Canonical-Context On-Policy Distillation (CCOPD) for Multi-Turn LLM Consistency
This paper identifies 'self-anchored drift' as a key failure mode in multi-turn LLMs: when information is revealed incrementally across turns, models produce unsupported assumptions that distort final answers, even when the total evidence is identical to a single-prompt setting. The authors propose Canonical-Context On-Policy Distillation (CCOPD), which trains a student model on incremental multi-turn conversations to match the output distribution of a frozen teacher conditioned on the full clean prompt. Trained only on math conversations, CCOPD achieves a 32% average relative improvement on multi-turn (RAW-SHARDED) tasks and generalizes zero-shot to five out-of-domain task families while preserving single-prompt performance.
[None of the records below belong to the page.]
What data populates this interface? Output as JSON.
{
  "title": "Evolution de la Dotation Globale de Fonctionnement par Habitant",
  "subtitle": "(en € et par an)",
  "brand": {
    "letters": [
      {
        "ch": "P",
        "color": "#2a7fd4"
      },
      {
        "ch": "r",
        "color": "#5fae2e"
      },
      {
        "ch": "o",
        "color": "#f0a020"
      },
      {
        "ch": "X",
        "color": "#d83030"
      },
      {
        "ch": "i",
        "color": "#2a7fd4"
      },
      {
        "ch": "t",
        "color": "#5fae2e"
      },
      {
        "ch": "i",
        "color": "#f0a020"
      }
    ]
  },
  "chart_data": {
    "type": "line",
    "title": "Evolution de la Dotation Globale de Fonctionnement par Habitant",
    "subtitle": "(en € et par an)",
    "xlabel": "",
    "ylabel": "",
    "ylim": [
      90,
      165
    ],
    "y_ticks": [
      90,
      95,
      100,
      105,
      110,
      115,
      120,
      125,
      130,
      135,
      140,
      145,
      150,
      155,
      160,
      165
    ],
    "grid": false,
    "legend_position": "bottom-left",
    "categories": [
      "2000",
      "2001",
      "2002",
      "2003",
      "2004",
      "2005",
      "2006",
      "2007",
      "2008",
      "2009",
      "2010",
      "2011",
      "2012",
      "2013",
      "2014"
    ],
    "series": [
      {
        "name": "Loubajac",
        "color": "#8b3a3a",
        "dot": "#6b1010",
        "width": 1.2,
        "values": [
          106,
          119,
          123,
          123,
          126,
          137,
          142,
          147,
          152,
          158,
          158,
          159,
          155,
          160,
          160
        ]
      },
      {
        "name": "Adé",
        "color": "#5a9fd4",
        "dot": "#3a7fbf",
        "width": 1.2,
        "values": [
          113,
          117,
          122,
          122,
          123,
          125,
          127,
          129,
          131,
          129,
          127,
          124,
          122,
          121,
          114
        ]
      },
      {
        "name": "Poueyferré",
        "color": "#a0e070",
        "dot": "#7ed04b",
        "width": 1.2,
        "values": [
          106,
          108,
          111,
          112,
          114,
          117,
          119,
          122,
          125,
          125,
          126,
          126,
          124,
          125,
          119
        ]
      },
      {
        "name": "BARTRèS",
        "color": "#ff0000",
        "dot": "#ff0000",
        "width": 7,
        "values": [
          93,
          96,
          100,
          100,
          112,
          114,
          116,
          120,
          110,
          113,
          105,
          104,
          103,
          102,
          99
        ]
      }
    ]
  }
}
DistIL: Distributional DAgger for RL from Rich Feedback beyond single-bit rewards
A new arXiv preprint introduces DistIL, a distributional variant of the DAgger imitation learning algorithm designed to exploit rich feedback signals (execution traces, tool outputs, expert corrections) rather than the single-bit correctness reward used in standard RLVR. The method uses a forward cross-entropy objective that provides monotonic policy improvement guarantees, unlike reverse KL or Jensen-Shannon divergence objectives used in prior self-distillation approaches. Empirically, DistIL outperforms RLVR and self-distillation baselines on scientific reasoning, coding, and hard math benchmarks.
Cross-lingual in-context learning source language selection challenges fine-tuning assumptions
A new arXiv paper conducts a broad empirical study of cross-lingual transfer in few-shot in-context learning (ICL), spanning seven tasks, six models, and a typologically diverse set of languages. The study finds that conventional heuristics from supervised fine-tuning — such as relying on linguistic similarity or data availability — do not consistently transfer to the ICL regime. The authors also analyze language confusion as a key obstacle in generative cross-lingual ICL and propose alternative heuristics for source language selection.
ADAS: Attention-Discounted Adaptive Sampler improves parallel decoding for masked diffusion language models
Researchers propose ADAS, a training-free reranking rule for masked diffusion language model decoding that addresses token interaction failures in parallel token commitment. The method greedily penalizes candidates that attend strongly to already-selected uncertain positions, using attention weights as soft marginal penalties rather than hard constraints. Evaluated on LLaDA-8B-Base and Dream-7B-Base across GSM8K, MATH500, HumanEval, and MBPP, ADAS improves low-NFE performance by 9–10 percentage points on average when plugged into existing samplers with only 3.1% runtime overhead.